Ve bu enerji dalgalarına algılarımızla şekil veriyoruz. Suya su, taşa taş diyen biziz, aslında onlar biz neye inanıyorsak o oluyorlar. Peki, algımızı değiştirip, geliştirirsek onlar da değişir mi? Sigarayı bırakmak gibi bir şey bu. Peki algılarımızı ayarlayıp duvarlardan da geçebilir miyiz? Belki ama zor gelir insanoğluna maddenin ve kapitalizmin kaymağını yemeyi bırakıp ta, böyle şeylere kafa yormak.
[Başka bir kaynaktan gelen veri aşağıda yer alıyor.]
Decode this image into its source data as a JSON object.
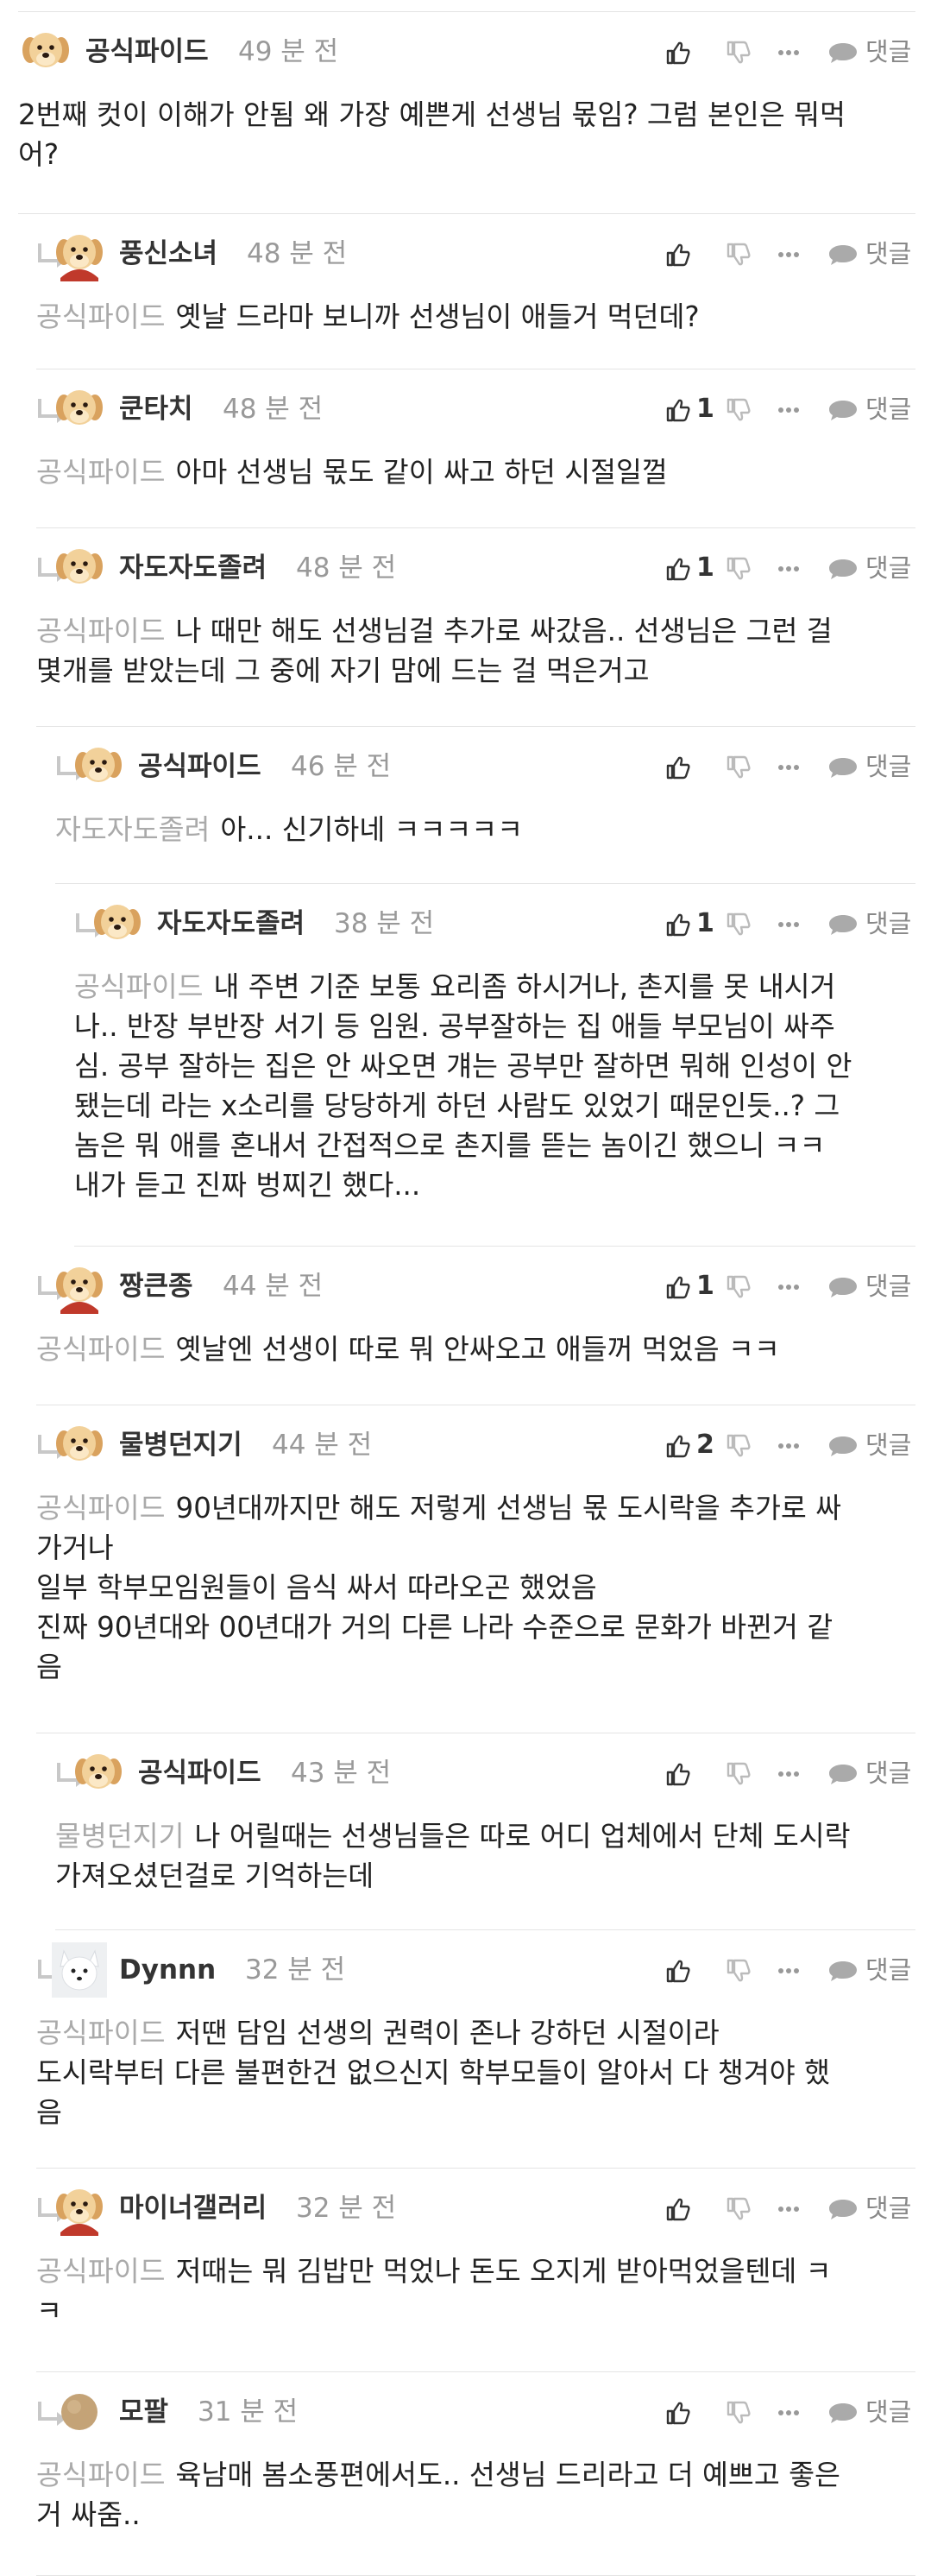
{
  "actions": {
    "reply_label": "댓글"
  },
  "colors": {
    "text": "#222222",
    "name": "#333333",
    "meta": "#999999",
    "mention": "#aaaaaa",
    "divider": "#e4e4e4"
  },
  "comments": [
    {
      "author": "공식파이드",
      "time": "49 분 전",
      "avatar": "puppy",
      "likes": "",
      "mention": "",
      "lines": [
        "2번째 컷이 이해가 안됨 왜 가장 예쁜게 선생님 몫임? 그럼 본인은 뭐먹",
        "어?"
      ]
    },
    {
      "author": "풍신소녀",
      "time": "48 분 전",
      "avatar": "puppy-cape",
      "likes": "",
      "mention": "공식파이드",
      "lines": [
        "옛날 드라마 보니까 선생님이 애들거 먹던데?"
      ]
    },
    {
      "author": "쿤타치",
      "time": "48 분 전",
      "avatar": "puppy",
      "likes": "1",
      "mention": "공식파이드",
      "lines": [
        "아마 선생님 몫도 같이 싸고 하던 시절일껄"
      ]
    },
    {
      "author": "자도자도졸려",
      "time": "48 분 전",
      "avatar": "puppy",
      "likes": "1",
      "mention": "공식파이드",
      "lines": [
        "나 때만 해도 선생님걸 추가로 싸갔음.. 선생님은 그런 걸",
        "몇개를 받았는데 그 중에 자기 맘에 드는 걸 먹은거고"
      ]
    },
    {
      "author": "공식파이드",
      "time": "46 분 전",
      "avatar": "puppy",
      "likes": "",
      "mention": "자도자도졸려",
      "lines": [
        "아... 신기하네 ㅋㅋㅋㅋㅋ"
      ]
    },
    {
      "author": "자도자도졸려",
      "time": "38 분 전",
      "avatar": "puppy",
      "likes": "1",
      "mention": "공식파이드",
      "lines": [
        "내 주변 기준 보통 요리좀 하시거나, 촌지를 못 내시거",
        "나.. 반장 부반장 서기 등 임원. 공부잘하는 집 애들 부모님이 싸주",
        "심. 공부 잘하는 집은 안 싸오면 걔는 공부만 잘하면 뭐해 인성이 안",
        "됐는데 라는 x소리를 당당하게 하던 사람도 있었기 때문인듯..? 그",
        "놈은 뭐 애를 혼내서 간접적으로 촌지를 뜯는 놈이긴 했으니 ㅋㅋ",
        "내가 듣고 진짜 벙찌긴 했다..."
      ]
    },
    {
      "author": "짱큰종",
      "time": "44 분 전",
      "avatar": "puppy-cape",
      "likes": "1",
      "mention": "공식파이드",
      "lines": [
        "옛날엔 선생이 따로 뭐 안싸오고 애들꺼 먹었음 ㅋㅋ"
      ]
    },
    {
      "author": "물병던지기",
      "time": "44 분 전",
      "avatar": "puppy",
      "likes": "2",
      "mention": "공식파이드",
      "lines": [
        "90년대까지만 해도 저렇게 선생님 몫 도시락을 추가로 싸",
        "가거나",
        "일부 학부모임원들이 음식 싸서 따라오곤 했었음",
        "진짜 90년대와 00년대가 거의 다른 나라 수준으로 문화가 바뀐거 같",
        "음"
      ]
    },
    {
      "author": "공식파이드",
      "time": "43 분 전",
      "avatar": "puppy",
      "likes": "",
      "mention": "물병던지기",
      "lines": [
        "나 어릴때는 선생님들은 따로 어디 업체에서 단체 도시락",
        "가져오셨던걸로 기억하는데"
      ]
    },
    {
      "author": "Dynnn",
      "time": "32 분 전",
      "avatar": "white-dog",
      "likes": "",
      "mention": "공식파이드",
      "lines": [
        "저땐 담임 선생의 권력이 존나 강하던 시절이라",
        "도시락부터 다른 불편한건 없으신지 학부모들이 알아서 다 챙겨야 했",
        "음"
      ]
    },
    {
      "author": "마이너갤러리",
      "time": "32 분 전",
      "avatar": "puppy-cape",
      "likes": "",
      "mention": "공식파이드",
      "lines": [
        "저때는 뭐 김밥만 먹었나 돈도 오지게 받아먹었을텐데 ㅋ",
        "ㅋ"
      ]
    },
    {
      "author": "모팔",
      "time": "31 분 전",
      "avatar": "ball",
      "likes": "",
      "mention": "공식파이드",
      "lines": [
        "육남매 봄소풍편에서도.. 선생님 드리라고 더 예쁘고 좋은",
        "거 싸줌.."
      ]
    }
  ]
}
Eğer ruhta maddesel olmayan bir enerji şekli ise, maddelerinde bir ruhu vardır. Sabit bir ruh. Daima kurgulandığı senaryoya uyan ve asla yorulmayan, asla sıkılmayan, asla isyan etmeyen, insanoğlu müdahale etmedikçe öfkelenmeyen bir ruh. Öyle bir ruh ki, sanatçının eli değdiğinde sıkıcılığından sıyrılır, anlam bulur, işte o zaman konuşur, insan olur, aşk olur, öfke, merhamet olur…
Maddenin canı,
Ete süte çiçeğe böceğe kuantum diyen güncel saçmalıkları bir tarafa atarsak maddenin ruhu kuantumda gizlidir ve kuantum atomsal boyuttaki fiziktir.
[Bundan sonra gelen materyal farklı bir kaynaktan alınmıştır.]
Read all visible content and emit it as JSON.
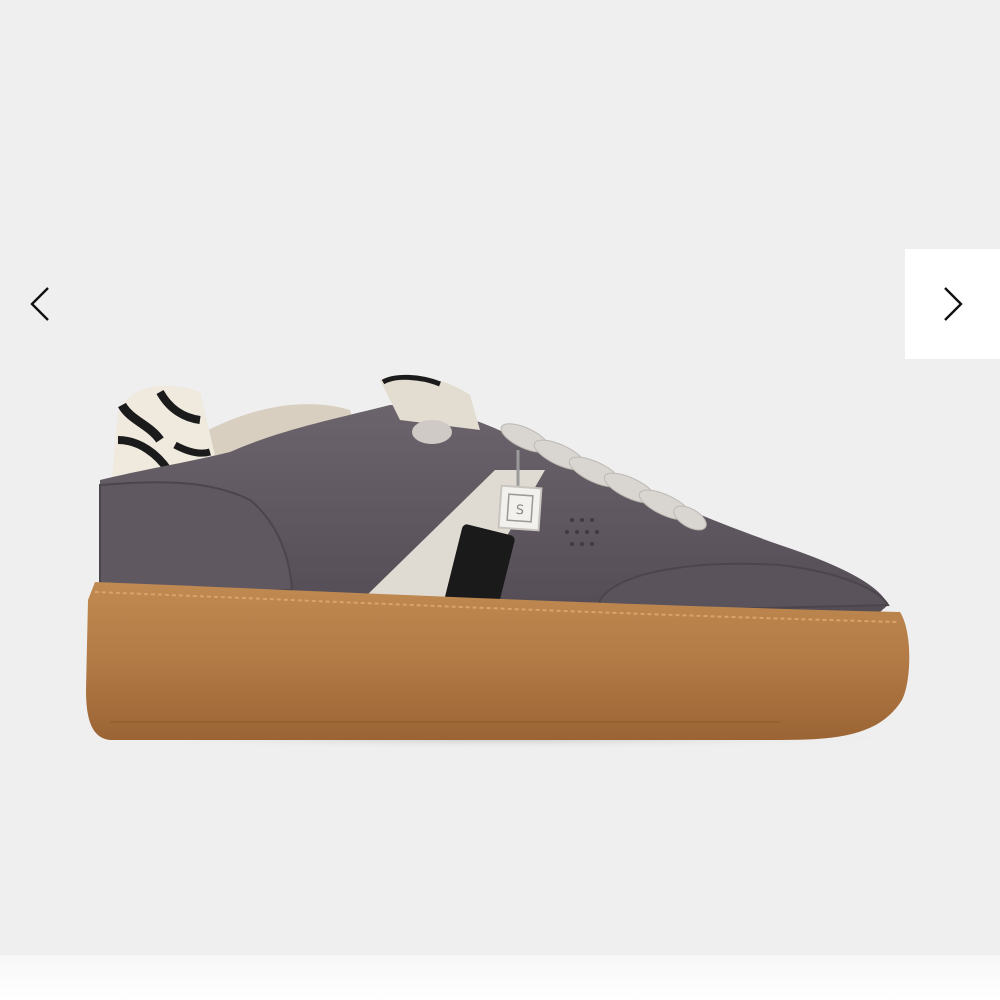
{
  "gallery": {
    "prev_icon": "chevron-left-icon",
    "next_icon": "chevron-right-icon",
    "background_color": "#efefef",
    "button_background": "#ffffff"
  },
  "product": {
    "image_alt": "",
    "tag_letter": "S",
    "colors": {
      "suede": "#5c555d",
      "sole": "#b27a45",
      "laces": "#d9d6d1",
      "panel": "#e0dbd2"
    }
  }
}
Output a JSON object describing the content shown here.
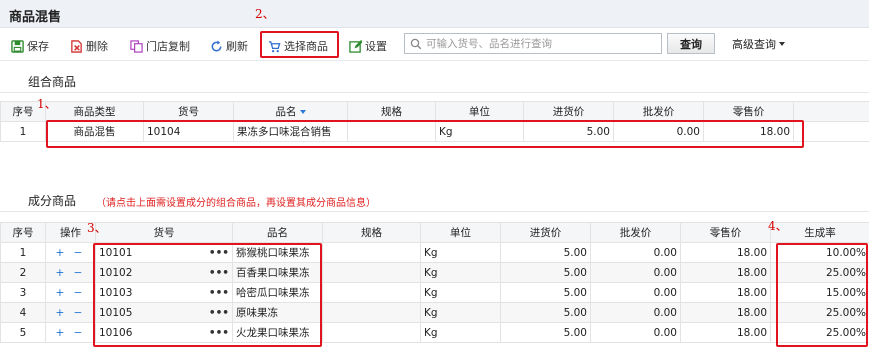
{
  "window": {
    "title": "商品混售"
  },
  "toolbar": {
    "save": "保存",
    "delete": "删除",
    "store_copy": "门店复制",
    "refresh": "刷新",
    "select_goods": "选择商品",
    "settings": "设置",
    "search_placeholder": "可输入货号、品名进行查询",
    "query": "查询",
    "advanced_query": "高级查询"
  },
  "combo": {
    "section_title": "组合商品",
    "columns": [
      "序号",
      "商品类型",
      "货号",
      "品名",
      "规格",
      "单位",
      "进货价",
      "批发价",
      "零售价"
    ],
    "rows": [
      {
        "seq": "1",
        "type": "商品混售",
        "code": "10104",
        "name": "果冻多口味混合销售",
        "spec": "",
        "unit": "Kg",
        "purchase": "5.00",
        "wholesale": "0.00",
        "retail": "18.00"
      }
    ]
  },
  "component": {
    "section_title": "成分商品",
    "hint": "（请点击上面需设置成分的组合商品，再设置其成分商品信息）",
    "columns": [
      "序号",
      "操作",
      "货号",
      "品名",
      "规格",
      "单位",
      "进货价",
      "批发价",
      "零售价",
      "生成率"
    ],
    "ops": "+ −",
    "picker": "•••",
    "rows": [
      {
        "seq": "1",
        "code": "10101",
        "name": "猕猴桃口味果冻",
        "spec": "",
        "unit": "Kg",
        "purchase": "5.00",
        "wholesale": "0.00",
        "retail": "18.00",
        "rate": "10.00%"
      },
      {
        "seq": "2",
        "code": "10102",
        "name": "百香果口味果冻",
        "spec": "",
        "unit": "Kg",
        "purchase": "5.00",
        "wholesale": "0.00",
        "retail": "18.00",
        "rate": "25.00%"
      },
      {
        "seq": "3",
        "code": "10103",
        "name": "哈密瓜口味果冻",
        "spec": "",
        "unit": "Kg",
        "purchase": "5.00",
        "wholesale": "0.00",
        "retail": "18.00",
        "rate": "15.00%"
      },
      {
        "seq": "4",
        "code": "10105",
        "name": "原味果冻",
        "spec": "",
        "unit": "Kg",
        "purchase": "5.00",
        "wholesale": "0.00",
        "retail": "18.00",
        "rate": "25.00%"
      },
      {
        "seq": "5",
        "code": "10106",
        "name": "火龙果口味果冻",
        "spec": "",
        "unit": "Kg",
        "purchase": "5.00",
        "wholesale": "0.00",
        "retail": "18.00",
        "rate": "25.00%"
      }
    ]
  },
  "annotations": {
    "a1": "1、",
    "a2": "2、",
    "a3": "3、",
    "a4": "4、"
  },
  "colors": {
    "accent_blue": "#1a73d1",
    "annotation_red": "#e0141e",
    "header_bg": "#f5f6f8"
  }
}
Maddenin ruhu bir plastik gibi anlayışlı, yumuşak, bir kompozit gibi karışık, bir seramik gibi sert ama kırılgan, bir çelik gibi güçlü, keskin, sivri ama paslı olabilir. Yani onlarında bir canı var. Bilgisayarının, televizyonun, masa sandalye, bardak kaşık, bilumum hırdavat çelik çomak, cam, çerçeve hepsinin bir ruhu var.
Maddenin Ruhu;
Canları var ama kıçımızın altına sandalye olmaktan, cebimize bozuk para, saçımıza toka, oltamızın ucuna zoka olmaktan başka bir dostluk beklemeyin onlardan. Şu hormonlarımız olmasa, ne kadar sıkıcı bir evrende yaşıyoruz değil mi?
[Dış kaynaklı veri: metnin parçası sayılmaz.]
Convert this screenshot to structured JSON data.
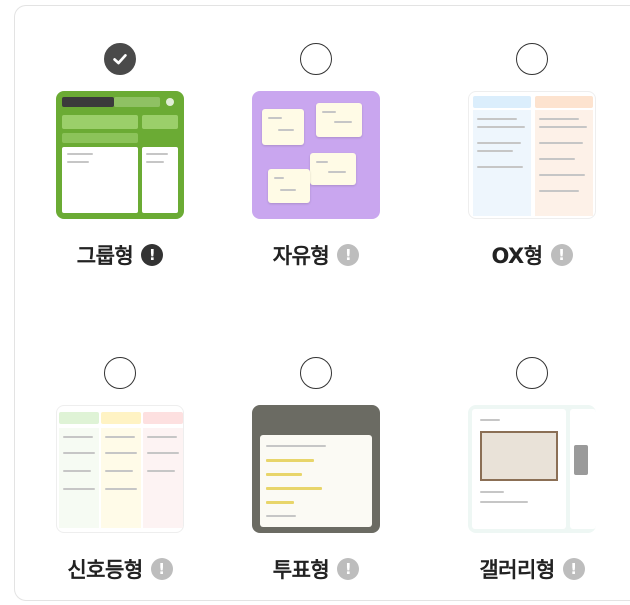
{
  "layouts": [
    {
      "label": "그룹형",
      "selected": true,
      "info_icon": "exclamation-circle-icon"
    },
    {
      "label": "자유형",
      "selected": false,
      "info_icon": "exclamation-circle-icon"
    },
    {
      "label": "OX형",
      "selected": false,
      "info_icon": "exclamation-circle-icon"
    },
    {
      "label": "신호등형",
      "selected": false,
      "info_icon": "exclamation-circle-icon"
    },
    {
      "label": "투표형",
      "selected": false,
      "info_icon": "exclamation-circle-icon"
    },
    {
      "label": "갤러리형",
      "selected": false,
      "info_icon": "exclamation-circle-icon"
    }
  ],
  "info_glyph": "!",
  "colors": {
    "group": "#6bab34",
    "free": "#c9a6ef",
    "check": "#4a4a4a",
    "info_active": "#333333",
    "info_inactive": "#bdbdbd"
  }
}
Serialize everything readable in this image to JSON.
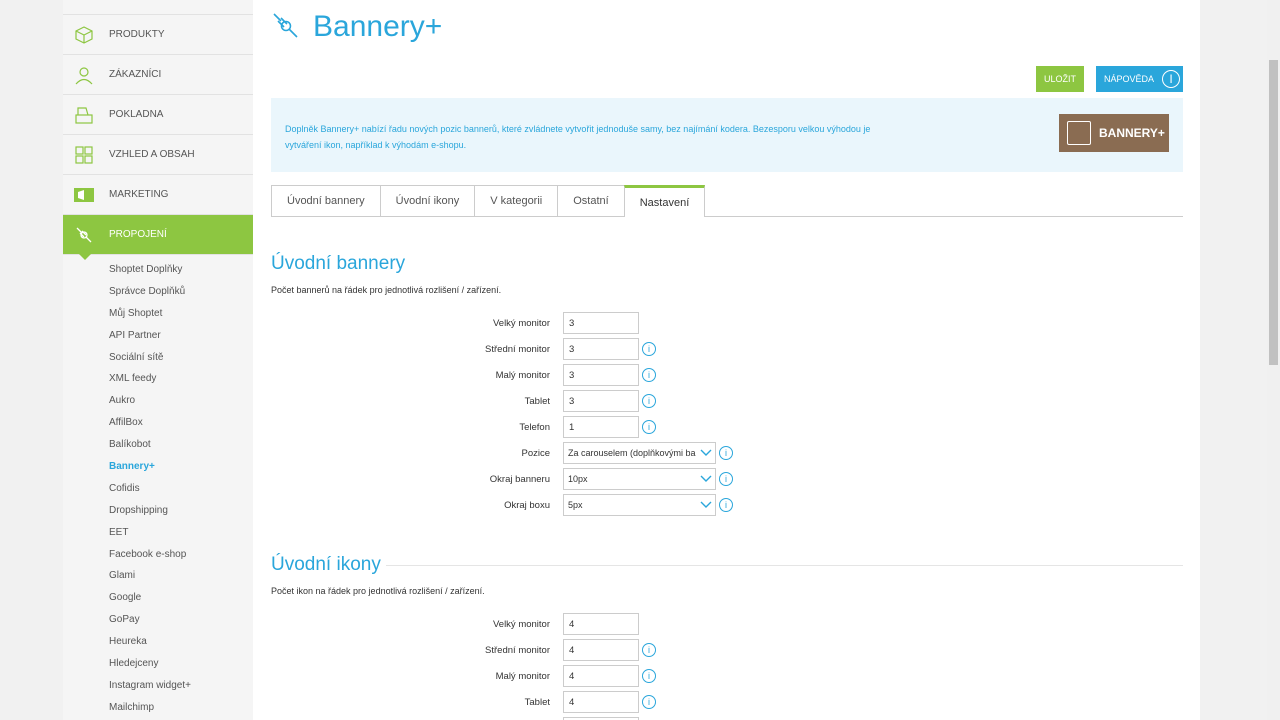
{
  "nav": {
    "items": [
      {
        "label": "PRODUKTY",
        "icon": "box-icon"
      },
      {
        "label": "ZÁKAZNÍCI",
        "icon": "user-icon"
      },
      {
        "label": "POKLADNA",
        "icon": "cash-register-icon"
      },
      {
        "label": "VZHLED A OBSAH",
        "icon": "layout-icon"
      },
      {
        "label": "MARKETING",
        "icon": "megaphone-icon"
      },
      {
        "label": "PROPOJENÍ",
        "icon": "plug-icon"
      }
    ],
    "subitems": [
      "Shoptet Doplňky",
      "Správce Doplňků",
      "Můj Shoptet",
      "API Partner",
      "Sociální sítě",
      "XML feedy",
      "Aukro",
      "AffilBox",
      "Balíkobot",
      "Bannery+",
      "Cofidis",
      "Dropshipping",
      "EET",
      "Facebook e-shop",
      "Glami",
      "Google",
      "GoPay",
      "Heureka",
      "Hledejceny",
      "Instagram widget+",
      "Mailchimp"
    ]
  },
  "page": {
    "title": "Bannery+",
    "save_label": "ULOŽIT",
    "help_label": "NÁPOVĚDA",
    "info_text": "Doplněk Bannery+ nabízí řadu nových pozic bannerů, které zvládnete vytvořit jednoduše samy, bez najímání kodera. Bezesporu velkou výhodou je vytváření ikon, například k výhodám e-shopu.",
    "logo_text": "BANNERY+"
  },
  "tabs": [
    "Úvodní bannery",
    "Úvodní ikony",
    "V kategorii",
    "Ostatní",
    "Nastavení"
  ],
  "section1": {
    "title": "Úvodní bannery",
    "desc": "Počet bannerů na řádek pro jednotlivá rozlišení / zařízení.",
    "rows": [
      {
        "label": "Velký monitor",
        "value": "3"
      },
      {
        "label": "Střední monitor",
        "value": "3"
      },
      {
        "label": "Malý monitor",
        "value": "3"
      },
      {
        "label": "Tablet",
        "value": "3"
      },
      {
        "label": "Telefon",
        "value": "1"
      }
    ],
    "selects": [
      {
        "label": "Pozice",
        "value": "Za carouselem (doplňkovými ba"
      },
      {
        "label": "Okraj banneru",
        "value": "10px"
      },
      {
        "label": "Okraj boxu",
        "value": "5px"
      }
    ]
  },
  "section2": {
    "title": "Úvodní ikony",
    "desc": "Počet ikon na řádek pro jednotlivá rozlišení / zařízení.",
    "rows": [
      {
        "label": "Velký monitor",
        "value": "4"
      },
      {
        "label": "Střední monitor",
        "value": "4"
      },
      {
        "label": "Malý monitor",
        "value": "4"
      },
      {
        "label": "Tablet",
        "value": "4"
      }
    ]
  },
  "colors": {
    "accent_green": "#8dc641",
    "accent_blue": "#2aa6db",
    "logo_brown": "#8a6c52"
  }
}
Maddeyi boş verin dostlar, bize aşk gerek aşk! Bize huzur gerek. Düşünmüyorsun öyleyse yoksun. Düşünmeye ve sorgulamaya devam. Varsın deli desinler, varsın deviriversinler. Aklını işletip okuyanlar yaratanın mucizeleri bulurlar ve yol alırlar sonsuz ülkeye, tebessümlü bir huzur ile.